Results highlight. 1H16 CNP of RM39.0m increased 57% YoY underpinned by: (i) higher revenue of 4% stemming from higher billings in Middle East (+19%) on the back of improved PBT margins (+3.8ppt) due to better margins mixed jobs, and (ii) Indian operations registering a PBT of RM6.5m vis-à-vis a loss of RM1.3m in 1H15. 2Q16 CNP of RM16.1m was down 30% QoQ due to: (i) higher financing cost (+19%), (ii) lower EBIT margins of 0.7ppt on the back of Oil and Gas Division suffering RM0.1m loss vis-à-vis profits of RM3.9m on PBT level, and (iii) compression in Indian operations PBT margins (-11.8ppt) stemming from delayed works in Worli Development Project.

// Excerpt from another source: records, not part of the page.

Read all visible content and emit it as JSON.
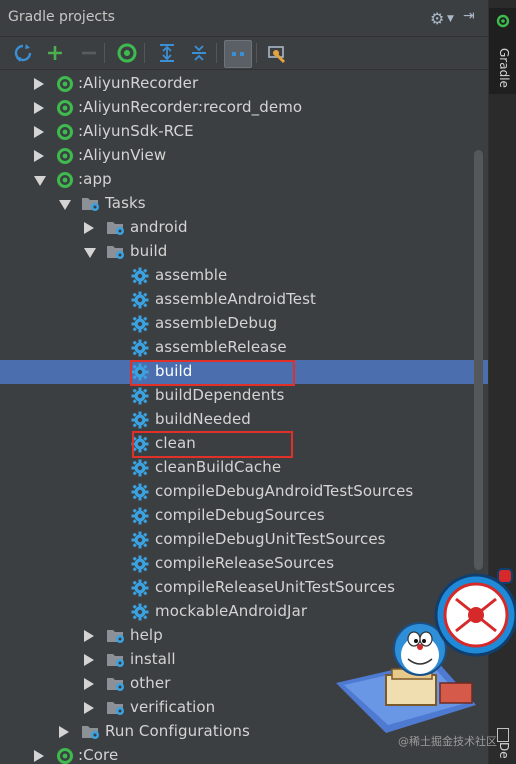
{
  "panel": {
    "title": "Gradle projects"
  },
  "toolbar": {
    "buttons": [
      "refresh-all-icon",
      "add-icon",
      "remove-icon",
      "execute-task-icon",
      "expand-all-icon",
      "collapse-all-icon",
      "group-modules-icon",
      "settings-wrench-icon"
    ]
  },
  "tree": {
    "rows": [
      {
        "label": ":AliyunRecorder",
        "depth": 1,
        "arrow": "right",
        "icon": "gradle-module-icon"
      },
      {
        "label": ":AliyunRecorder:record_demo",
        "depth": 1,
        "arrow": "right",
        "icon": "gradle-module-icon"
      },
      {
        "label": ":AliyunSdk-RCE",
        "depth": 1,
        "arrow": "right",
        "icon": "gradle-module-icon"
      },
      {
        "label": ":AliyunView",
        "depth": 1,
        "arrow": "right",
        "icon": "gradle-module-icon"
      },
      {
        "label": ":app",
        "depth": 1,
        "arrow": "down",
        "icon": "gradle-module-icon"
      },
      {
        "label": "Tasks",
        "depth": 2,
        "arrow": "down",
        "icon": "folder-gear-icon"
      },
      {
        "label": "android",
        "depth": 3,
        "arrow": "right",
        "icon": "folder-gear-icon"
      },
      {
        "label": "build",
        "depth": 3,
        "arrow": "down",
        "icon": "folder-gear-icon"
      },
      {
        "label": "assemble",
        "depth": 4,
        "arrow": "",
        "icon": "gear-icon"
      },
      {
        "label": "assembleAndroidTest",
        "depth": 4,
        "arrow": "",
        "icon": "gear-icon"
      },
      {
        "label": "assembleDebug",
        "depth": 4,
        "arrow": "",
        "icon": "gear-icon"
      },
      {
        "label": "assembleRelease",
        "depth": 4,
        "arrow": "",
        "icon": "gear-icon"
      },
      {
        "label": "build",
        "depth": 4,
        "arrow": "",
        "icon": "gear-icon",
        "selected": true
      },
      {
        "label": "buildDependents",
        "depth": 4,
        "arrow": "",
        "icon": "gear-icon"
      },
      {
        "label": "buildNeeded",
        "depth": 4,
        "arrow": "",
        "icon": "gear-icon"
      },
      {
        "label": "clean",
        "depth": 4,
        "arrow": "",
        "icon": "gear-icon"
      },
      {
        "label": "cleanBuildCache",
        "depth": 4,
        "arrow": "",
        "icon": "gear-icon"
      },
      {
        "label": "compileDebugAndroidTestSources",
        "depth": 4,
        "arrow": "",
        "icon": "gear-icon"
      },
      {
        "label": "compileDebugSources",
        "depth": 4,
        "arrow": "",
        "icon": "gear-icon"
      },
      {
        "label": "compileDebugUnitTestSources",
        "depth": 4,
        "arrow": "",
        "icon": "gear-icon"
      },
      {
        "label": "compileReleaseSources",
        "depth": 4,
        "arrow": "",
        "icon": "gear-icon"
      },
      {
        "label": "compileReleaseUnitTestSources",
        "depth": 4,
        "arrow": "",
        "icon": "gear-icon"
      },
      {
        "label": "mockableAndroidJar",
        "depth": 4,
        "arrow": "",
        "icon": "gear-icon"
      },
      {
        "label": "help",
        "depth": 3,
        "arrow": "right",
        "icon": "folder-gear-icon"
      },
      {
        "label": "install",
        "depth": 3,
        "arrow": "right",
        "icon": "folder-gear-icon"
      },
      {
        "label": "other",
        "depth": 3,
        "arrow": "right",
        "icon": "folder-gear-icon"
      },
      {
        "label": "verification",
        "depth": 3,
        "arrow": "right",
        "icon": "folder-gear-icon"
      },
      {
        "label": "Run Configurations",
        "depth": 2,
        "arrow": "right",
        "icon": "folder-gear-icon"
      },
      {
        "label": ":Core",
        "depth": 1,
        "arrow": "right",
        "icon": "gradle-module-icon"
      }
    ]
  },
  "sidebar": {
    "gradle_tab": "Gradle",
    "bottom_tab": "De"
  },
  "watermark": "@稀土掘金技术社区",
  "colors": {
    "background": "#3c3f41",
    "selection": "#4b6eaf",
    "highlight_box": "#e0302a",
    "gradle_green": "#3dbb4f",
    "gear_blue": "#3aa2e0"
  }
}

Outstanding order book. The latest update we have in regard to YTD wins and outstanding order book was in May 2016 which stood at RM753m and RM2.2b, respectively. We are awaiting an analyst’s briefing next Monday (5/9/2016) for updates on contract wins and outstanding order book.
Outlook. While we foresee SENDAI’s India division to continue experiencing volatility in margins and losses till mid-FY17 stemming from their RM268m Worli Development project, which is currently placed on hold, the Middle Eastern Division has shown improvement from better margin jobs at hand. Nonetheless, we note that earnings sustainability might be a concern considering historical volatile margins in FY14-FY15. Meanwhile, we note that SENDAI will no longer be bogged down by fair value losses from their 29.0% TOGL (Technics Oil and Gas) stake which they have fully impaired.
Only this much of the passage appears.